Explanation / Answer

As per IAS 36, first of all the impairment test is required on asset (fixed assets) if the indicators of impairment exists. The Carrying amount and reoverable amount is compared. If the carrying amount is more than than the recoverable amount then the difference is recognised as impairment loss.

Further carrying amount means amount at which any asset or liability is placed in the blance sheet. Carrying amount is calculated using the formula:

Carrying amount = Historical cost - Accumulated depreciation - Accumulated Impairment

Recoverable amount is the higher of a) "Net Selling price" and b) "Value in use"

Net Sellinng price is calculate by reducing the expected disposal cost from Expected sales value (FV).

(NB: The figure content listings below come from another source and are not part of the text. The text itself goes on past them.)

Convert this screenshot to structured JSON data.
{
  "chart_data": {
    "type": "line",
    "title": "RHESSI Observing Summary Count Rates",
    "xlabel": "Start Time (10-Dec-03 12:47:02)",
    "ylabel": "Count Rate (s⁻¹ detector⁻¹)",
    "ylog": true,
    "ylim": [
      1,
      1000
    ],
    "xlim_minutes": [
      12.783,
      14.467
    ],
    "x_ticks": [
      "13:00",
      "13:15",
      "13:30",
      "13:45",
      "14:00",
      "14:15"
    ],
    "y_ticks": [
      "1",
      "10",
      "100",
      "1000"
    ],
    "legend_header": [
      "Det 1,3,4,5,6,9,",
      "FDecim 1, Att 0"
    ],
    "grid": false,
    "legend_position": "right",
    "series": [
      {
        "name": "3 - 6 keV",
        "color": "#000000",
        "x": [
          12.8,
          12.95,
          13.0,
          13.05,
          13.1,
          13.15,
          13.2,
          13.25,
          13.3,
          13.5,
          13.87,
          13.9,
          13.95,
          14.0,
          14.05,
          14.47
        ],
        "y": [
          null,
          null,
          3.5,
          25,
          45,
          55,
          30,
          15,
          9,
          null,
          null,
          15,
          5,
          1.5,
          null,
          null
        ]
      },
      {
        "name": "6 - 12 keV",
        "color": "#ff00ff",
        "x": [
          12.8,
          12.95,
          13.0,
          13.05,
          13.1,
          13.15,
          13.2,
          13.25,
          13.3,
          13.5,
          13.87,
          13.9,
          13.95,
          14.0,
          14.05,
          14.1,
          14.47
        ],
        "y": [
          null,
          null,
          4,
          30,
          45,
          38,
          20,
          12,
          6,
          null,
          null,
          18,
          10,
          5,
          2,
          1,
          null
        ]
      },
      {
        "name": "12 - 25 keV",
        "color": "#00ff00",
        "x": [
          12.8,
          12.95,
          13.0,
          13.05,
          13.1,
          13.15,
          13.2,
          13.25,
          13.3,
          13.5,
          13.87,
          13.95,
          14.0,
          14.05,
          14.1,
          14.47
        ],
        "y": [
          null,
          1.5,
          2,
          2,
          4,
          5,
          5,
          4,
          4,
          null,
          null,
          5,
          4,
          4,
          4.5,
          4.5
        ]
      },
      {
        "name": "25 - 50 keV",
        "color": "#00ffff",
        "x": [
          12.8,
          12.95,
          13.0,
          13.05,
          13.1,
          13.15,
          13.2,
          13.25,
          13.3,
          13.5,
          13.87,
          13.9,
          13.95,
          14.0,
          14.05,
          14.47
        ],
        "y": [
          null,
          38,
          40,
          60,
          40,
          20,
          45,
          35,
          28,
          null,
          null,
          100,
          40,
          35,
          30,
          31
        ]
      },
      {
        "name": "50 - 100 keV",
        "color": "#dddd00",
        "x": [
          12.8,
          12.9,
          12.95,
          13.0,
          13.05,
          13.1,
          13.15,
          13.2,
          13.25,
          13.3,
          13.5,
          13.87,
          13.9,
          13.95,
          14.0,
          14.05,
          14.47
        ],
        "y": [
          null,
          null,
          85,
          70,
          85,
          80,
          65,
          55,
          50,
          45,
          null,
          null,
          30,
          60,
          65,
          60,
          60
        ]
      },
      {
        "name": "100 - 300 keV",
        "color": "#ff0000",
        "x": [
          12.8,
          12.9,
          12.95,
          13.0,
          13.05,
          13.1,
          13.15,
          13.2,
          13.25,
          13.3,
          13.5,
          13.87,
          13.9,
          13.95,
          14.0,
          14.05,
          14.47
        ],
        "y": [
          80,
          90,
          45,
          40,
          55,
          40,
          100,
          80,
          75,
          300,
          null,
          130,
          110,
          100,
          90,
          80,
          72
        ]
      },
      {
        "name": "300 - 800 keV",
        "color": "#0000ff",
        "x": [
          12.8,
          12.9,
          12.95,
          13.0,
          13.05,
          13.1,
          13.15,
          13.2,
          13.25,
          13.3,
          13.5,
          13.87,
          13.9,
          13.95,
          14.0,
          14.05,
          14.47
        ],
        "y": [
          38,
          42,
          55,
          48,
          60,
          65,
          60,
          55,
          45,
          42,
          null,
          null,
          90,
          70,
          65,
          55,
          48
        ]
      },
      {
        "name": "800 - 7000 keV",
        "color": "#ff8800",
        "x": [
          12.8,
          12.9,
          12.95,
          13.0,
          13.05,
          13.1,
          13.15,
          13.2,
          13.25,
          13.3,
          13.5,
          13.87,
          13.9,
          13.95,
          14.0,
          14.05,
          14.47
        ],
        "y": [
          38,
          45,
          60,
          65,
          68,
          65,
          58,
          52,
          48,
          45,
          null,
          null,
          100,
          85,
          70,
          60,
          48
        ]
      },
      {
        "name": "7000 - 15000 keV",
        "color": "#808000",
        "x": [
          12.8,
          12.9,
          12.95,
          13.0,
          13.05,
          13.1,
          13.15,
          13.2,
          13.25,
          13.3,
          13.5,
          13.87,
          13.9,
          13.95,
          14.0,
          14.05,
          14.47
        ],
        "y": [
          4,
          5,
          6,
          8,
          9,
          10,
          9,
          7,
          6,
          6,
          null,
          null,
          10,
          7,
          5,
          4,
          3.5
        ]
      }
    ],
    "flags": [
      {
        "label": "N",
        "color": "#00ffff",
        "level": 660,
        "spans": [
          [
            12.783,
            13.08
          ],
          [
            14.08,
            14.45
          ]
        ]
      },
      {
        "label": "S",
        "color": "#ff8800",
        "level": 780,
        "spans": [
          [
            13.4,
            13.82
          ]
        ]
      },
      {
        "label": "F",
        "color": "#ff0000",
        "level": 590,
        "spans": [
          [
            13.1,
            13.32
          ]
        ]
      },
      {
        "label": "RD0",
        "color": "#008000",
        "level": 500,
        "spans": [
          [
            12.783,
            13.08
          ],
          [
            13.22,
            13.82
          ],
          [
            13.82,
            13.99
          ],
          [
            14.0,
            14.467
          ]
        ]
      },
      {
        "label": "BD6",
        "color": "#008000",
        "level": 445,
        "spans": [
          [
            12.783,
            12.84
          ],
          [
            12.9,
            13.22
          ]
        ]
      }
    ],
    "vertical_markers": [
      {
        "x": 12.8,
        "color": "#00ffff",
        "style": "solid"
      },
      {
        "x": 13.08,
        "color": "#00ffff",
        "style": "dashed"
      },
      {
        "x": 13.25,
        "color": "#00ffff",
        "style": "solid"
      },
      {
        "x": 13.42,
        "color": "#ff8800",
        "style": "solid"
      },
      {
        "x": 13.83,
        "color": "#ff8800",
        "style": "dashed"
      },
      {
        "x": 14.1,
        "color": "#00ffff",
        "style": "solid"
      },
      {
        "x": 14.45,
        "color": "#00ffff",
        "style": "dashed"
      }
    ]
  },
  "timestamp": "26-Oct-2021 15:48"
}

Concept of value in Use: Value in use means Present value of future cah flow. For the calculation of present value of future cash flows discounting menthod is used. Here cash flow includes cash flow from use of asset, cash outflow due to use of work of asset and terminal cash flow.

Assets are shown in the balance sheet on carrying amount and calculation of carrying amount requires the fiqure of accumulated impairment. Therefore the calculation of value in use and subsequently the value of recovarable amount has a direct impact on the value of assets shown in the balance sheet.

From the above details it is clear that discounting has a direct impact on impairement (as it helps is calculation of Recovarable amount) and also has impact on balance sheet (as it requires the carrying amount).

Ethical Considerations:

The discount rate must be pre-tax rate and not the post tax rate. The current market risk free discount rate shall be used for discounting the cash flows. Further there is an option of selection of rate from the followings: a) Entity WACC, b) Entity incremental borrowing rate, c) Other market borrowing rate. Entity can use different rate for different periods.

Future cash flows does not include: a) Cash flow which is independent from assets (receivables), b) Cash outflows that are recognised as liability (Payables), c) Taxation cash flow, d) Future restructuring cost not yet commited, e) Cash flows from financing activities, f) Cost incurred for future savings/reduction in cost.

As per my opinion and as per IAS 36, it is not ethical to "not discount" the future cash flows for impairment.